3.Vekâlet ücreti hususu kamu düzeni gereğince resen gözetilecek hususlardan olmayıp, davalı idare vekilinin istinaf dilekçesinde, davacı yararına nispi vekâlet ücretine hükmedilmesine ilişkin olarak istinaf başvurusu bulunmadığından, Bölge Adliye Mahkemesince 6100 sayılı Kanun'un 355 inci maddesi uyarınca istinaf sebepleri ile sınırlı olarak inceleme yapıldığından ve istinaf sebebi olarak ileri sürülmeyen bir konunun temyiz yolunda ileri sürülmesi hâlinde incelenmesi mümkün olmadığından, davalı idare vekilinin, davacı yararına nispi vekâlet ücretinin hüküm altına alınmaması gerektiğine ilişkin temyiz sebebi ile ilgili olarak değerlendirme yapılmamıştır.
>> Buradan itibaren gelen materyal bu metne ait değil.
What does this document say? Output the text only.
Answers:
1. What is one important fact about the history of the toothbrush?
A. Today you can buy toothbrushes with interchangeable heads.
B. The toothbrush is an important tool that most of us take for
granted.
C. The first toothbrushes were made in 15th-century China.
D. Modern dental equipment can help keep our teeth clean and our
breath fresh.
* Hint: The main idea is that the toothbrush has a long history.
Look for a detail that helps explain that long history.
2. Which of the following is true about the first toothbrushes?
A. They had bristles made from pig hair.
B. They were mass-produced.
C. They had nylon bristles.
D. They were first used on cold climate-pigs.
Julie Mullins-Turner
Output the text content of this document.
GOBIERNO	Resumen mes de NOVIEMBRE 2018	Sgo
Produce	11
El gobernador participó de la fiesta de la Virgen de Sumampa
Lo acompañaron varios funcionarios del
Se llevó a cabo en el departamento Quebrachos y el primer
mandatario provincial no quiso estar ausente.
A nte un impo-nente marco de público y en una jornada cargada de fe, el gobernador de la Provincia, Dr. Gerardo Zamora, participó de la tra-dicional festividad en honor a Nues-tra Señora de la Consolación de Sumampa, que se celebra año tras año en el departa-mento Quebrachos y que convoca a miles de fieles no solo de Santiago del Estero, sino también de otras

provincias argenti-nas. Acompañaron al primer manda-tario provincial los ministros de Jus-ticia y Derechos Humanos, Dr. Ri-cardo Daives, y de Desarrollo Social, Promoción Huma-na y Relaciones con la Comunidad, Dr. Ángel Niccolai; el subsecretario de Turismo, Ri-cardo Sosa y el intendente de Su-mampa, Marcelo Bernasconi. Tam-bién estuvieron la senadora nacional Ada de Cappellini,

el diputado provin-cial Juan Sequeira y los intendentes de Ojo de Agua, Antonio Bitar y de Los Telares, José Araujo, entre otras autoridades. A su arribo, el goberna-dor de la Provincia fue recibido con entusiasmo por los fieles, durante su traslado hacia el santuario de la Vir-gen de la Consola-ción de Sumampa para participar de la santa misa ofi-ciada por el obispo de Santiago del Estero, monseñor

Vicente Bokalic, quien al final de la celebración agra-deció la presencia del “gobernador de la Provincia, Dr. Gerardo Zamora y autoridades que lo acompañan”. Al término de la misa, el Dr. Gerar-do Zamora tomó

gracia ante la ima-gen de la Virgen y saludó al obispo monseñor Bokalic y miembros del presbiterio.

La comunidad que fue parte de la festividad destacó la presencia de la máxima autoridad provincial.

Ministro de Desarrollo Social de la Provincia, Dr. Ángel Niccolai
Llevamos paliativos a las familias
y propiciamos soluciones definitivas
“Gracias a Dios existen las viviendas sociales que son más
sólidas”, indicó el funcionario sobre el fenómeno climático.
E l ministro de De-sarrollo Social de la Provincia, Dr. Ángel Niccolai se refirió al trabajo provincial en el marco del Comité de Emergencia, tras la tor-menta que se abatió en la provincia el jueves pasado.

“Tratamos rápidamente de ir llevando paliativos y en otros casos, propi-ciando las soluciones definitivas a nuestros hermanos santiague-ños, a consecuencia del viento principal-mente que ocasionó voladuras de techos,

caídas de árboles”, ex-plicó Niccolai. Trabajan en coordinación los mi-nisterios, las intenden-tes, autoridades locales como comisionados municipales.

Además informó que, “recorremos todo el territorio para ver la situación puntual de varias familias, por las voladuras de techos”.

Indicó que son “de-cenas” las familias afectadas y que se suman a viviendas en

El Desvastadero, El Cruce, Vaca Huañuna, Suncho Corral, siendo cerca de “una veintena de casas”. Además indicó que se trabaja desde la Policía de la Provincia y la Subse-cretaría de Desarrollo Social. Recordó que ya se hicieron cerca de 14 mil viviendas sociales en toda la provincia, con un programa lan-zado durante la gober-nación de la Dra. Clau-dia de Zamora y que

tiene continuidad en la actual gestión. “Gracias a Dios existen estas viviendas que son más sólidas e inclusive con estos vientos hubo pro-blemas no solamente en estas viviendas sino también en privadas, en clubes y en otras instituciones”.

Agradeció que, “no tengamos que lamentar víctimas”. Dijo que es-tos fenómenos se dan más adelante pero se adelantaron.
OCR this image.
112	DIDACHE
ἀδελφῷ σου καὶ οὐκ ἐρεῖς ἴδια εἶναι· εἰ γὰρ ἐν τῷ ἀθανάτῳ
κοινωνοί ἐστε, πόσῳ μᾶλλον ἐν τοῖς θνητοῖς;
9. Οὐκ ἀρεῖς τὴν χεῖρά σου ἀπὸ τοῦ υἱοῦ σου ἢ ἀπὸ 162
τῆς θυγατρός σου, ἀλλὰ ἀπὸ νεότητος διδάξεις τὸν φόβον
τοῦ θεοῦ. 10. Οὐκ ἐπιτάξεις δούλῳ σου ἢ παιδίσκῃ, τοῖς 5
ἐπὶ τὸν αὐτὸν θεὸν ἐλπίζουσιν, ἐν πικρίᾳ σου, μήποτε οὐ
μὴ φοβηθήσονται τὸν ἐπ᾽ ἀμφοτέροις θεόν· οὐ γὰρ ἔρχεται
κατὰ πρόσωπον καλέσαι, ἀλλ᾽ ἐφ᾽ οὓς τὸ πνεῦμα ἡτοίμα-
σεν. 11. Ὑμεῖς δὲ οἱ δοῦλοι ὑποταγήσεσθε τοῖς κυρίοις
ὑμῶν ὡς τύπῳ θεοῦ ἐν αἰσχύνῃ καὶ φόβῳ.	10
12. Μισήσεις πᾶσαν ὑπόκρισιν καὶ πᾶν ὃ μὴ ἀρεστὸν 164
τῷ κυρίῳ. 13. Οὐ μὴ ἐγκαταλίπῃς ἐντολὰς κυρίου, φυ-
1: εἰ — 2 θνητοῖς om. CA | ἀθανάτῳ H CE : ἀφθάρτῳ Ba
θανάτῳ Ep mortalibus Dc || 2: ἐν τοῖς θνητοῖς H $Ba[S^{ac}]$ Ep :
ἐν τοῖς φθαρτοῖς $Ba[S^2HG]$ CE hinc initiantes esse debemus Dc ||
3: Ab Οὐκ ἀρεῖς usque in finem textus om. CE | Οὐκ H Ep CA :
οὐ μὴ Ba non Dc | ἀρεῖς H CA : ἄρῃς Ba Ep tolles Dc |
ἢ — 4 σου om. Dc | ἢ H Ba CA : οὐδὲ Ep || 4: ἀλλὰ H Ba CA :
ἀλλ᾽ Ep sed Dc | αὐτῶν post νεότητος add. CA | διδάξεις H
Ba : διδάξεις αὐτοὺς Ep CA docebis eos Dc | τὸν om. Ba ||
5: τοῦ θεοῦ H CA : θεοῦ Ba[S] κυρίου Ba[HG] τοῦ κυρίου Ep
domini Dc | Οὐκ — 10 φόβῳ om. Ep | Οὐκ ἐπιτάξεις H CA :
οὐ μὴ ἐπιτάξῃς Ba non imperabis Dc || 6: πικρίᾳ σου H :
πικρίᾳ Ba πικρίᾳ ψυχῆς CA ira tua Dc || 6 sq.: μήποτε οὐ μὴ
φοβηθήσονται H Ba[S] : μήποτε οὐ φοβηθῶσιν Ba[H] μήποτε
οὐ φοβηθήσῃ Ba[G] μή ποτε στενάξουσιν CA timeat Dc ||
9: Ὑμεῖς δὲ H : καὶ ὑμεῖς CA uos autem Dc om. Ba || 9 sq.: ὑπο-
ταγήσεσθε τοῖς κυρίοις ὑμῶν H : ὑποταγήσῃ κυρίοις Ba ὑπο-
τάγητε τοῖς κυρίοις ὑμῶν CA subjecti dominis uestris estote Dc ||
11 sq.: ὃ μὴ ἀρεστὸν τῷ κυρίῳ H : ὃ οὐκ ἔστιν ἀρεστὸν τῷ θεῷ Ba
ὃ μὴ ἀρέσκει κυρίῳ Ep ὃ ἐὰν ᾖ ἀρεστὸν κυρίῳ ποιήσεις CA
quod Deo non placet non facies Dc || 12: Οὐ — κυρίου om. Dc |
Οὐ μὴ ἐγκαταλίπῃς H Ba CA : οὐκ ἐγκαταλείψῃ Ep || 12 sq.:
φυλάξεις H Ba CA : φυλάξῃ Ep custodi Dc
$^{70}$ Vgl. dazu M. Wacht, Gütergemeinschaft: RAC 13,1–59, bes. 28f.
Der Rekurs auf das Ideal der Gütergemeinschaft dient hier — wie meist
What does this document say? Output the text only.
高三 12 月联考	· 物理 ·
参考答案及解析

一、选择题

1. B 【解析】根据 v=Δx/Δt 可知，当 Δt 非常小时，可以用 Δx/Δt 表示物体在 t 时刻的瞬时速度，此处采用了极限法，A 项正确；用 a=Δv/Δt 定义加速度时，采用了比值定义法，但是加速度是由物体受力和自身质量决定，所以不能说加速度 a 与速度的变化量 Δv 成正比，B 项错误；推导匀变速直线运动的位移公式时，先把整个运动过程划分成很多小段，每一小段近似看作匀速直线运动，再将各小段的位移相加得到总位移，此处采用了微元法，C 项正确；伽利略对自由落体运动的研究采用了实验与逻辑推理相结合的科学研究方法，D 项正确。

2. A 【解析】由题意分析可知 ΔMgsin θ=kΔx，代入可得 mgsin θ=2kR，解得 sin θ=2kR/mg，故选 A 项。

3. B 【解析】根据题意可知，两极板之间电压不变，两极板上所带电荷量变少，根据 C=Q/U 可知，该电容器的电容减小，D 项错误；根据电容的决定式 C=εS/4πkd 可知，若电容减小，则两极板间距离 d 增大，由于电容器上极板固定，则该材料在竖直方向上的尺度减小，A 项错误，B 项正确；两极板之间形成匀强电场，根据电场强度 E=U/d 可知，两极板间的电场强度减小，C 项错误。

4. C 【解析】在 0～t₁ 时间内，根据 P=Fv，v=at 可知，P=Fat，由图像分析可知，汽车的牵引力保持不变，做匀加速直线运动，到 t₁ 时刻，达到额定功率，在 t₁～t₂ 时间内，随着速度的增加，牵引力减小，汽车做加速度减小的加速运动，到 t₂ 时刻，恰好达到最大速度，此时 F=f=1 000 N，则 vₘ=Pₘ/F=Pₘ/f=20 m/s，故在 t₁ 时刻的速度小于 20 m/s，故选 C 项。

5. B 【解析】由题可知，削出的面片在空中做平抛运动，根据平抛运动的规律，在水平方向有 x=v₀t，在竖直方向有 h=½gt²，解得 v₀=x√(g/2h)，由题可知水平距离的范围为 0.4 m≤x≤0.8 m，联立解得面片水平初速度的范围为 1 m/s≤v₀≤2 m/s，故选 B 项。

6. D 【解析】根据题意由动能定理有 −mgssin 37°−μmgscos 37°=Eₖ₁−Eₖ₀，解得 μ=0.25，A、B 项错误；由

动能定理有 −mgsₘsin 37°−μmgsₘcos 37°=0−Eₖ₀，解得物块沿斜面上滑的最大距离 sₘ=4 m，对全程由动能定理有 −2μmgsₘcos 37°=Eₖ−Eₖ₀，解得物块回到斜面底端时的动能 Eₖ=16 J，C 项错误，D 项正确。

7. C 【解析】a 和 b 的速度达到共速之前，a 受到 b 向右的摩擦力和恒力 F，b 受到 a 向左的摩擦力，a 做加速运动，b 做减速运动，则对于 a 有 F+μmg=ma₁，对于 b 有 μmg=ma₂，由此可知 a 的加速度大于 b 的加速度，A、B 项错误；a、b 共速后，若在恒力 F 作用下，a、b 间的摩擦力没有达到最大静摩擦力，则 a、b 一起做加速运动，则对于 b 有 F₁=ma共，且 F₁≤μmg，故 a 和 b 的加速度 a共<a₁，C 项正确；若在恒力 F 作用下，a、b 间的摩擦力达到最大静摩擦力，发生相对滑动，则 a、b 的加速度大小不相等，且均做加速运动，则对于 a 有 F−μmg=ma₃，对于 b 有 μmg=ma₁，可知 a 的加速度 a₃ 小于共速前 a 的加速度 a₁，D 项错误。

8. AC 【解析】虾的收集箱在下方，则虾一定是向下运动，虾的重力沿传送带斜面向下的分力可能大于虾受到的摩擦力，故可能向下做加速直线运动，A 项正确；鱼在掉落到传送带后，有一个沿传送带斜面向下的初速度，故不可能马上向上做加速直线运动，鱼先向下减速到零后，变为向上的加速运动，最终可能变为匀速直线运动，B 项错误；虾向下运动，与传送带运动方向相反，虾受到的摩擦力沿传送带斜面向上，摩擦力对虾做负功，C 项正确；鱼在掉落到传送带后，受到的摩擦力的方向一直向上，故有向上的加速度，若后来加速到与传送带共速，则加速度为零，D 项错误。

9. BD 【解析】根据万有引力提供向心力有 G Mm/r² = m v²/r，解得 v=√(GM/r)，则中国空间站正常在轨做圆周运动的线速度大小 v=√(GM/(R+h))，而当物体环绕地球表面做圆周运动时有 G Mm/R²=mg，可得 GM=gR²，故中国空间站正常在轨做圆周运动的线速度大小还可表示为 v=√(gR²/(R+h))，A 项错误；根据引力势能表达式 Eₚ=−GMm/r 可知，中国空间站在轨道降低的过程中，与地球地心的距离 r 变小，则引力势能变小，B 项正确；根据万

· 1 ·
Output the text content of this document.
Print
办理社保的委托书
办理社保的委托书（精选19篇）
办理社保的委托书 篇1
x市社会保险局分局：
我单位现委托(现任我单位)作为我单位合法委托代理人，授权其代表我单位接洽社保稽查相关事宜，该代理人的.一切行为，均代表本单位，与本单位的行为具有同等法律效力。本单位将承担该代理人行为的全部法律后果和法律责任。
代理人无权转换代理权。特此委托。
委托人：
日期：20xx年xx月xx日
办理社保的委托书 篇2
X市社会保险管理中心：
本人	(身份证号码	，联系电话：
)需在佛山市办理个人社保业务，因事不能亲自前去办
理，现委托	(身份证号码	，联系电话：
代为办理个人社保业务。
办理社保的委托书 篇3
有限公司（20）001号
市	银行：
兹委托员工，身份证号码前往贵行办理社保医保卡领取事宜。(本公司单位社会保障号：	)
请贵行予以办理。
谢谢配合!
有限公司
4. Temyizen incelenen karar, tarafların karşılıklı iddia ve savunmalarına, dayandıkları belgelere, uyuşmazlığa uygulanması gereken hukuk kuralları ile hukuki ilişkinin nitelendirilmesine, dava şartlarına, yargılama ve ispat kuralları ile kararda belirtilen gerekçelere göre usul ve kanuna uygun olup temyiz dilekçesinde ileri sürülen nedenler kararın bozulmasını gerektirecek nitelikte görülmemiştir.

VI. KARAR

Açıklanan sebeplerle;

Davalı idare vekilinin yerinde görülmeyen tüm temyiz itirazlarının reddiyle usul ve kanuna uygun Bölge Adliye Mahkemesi kararının 6100 sayılı Kanun'un 370 inci maddesinin birinci fıkrası uyarınca ONANMASINA,

Davalı idare harçtan muaf olduğundan harç alınmamasına,

Dosyanın İlk Derece Mahkemesine, kararın bir örneğinin Bölge Adliye Mahkemesine gönderilmesine,

25.02.2025 tarihinde oy birliğiyle karar verilmiştir.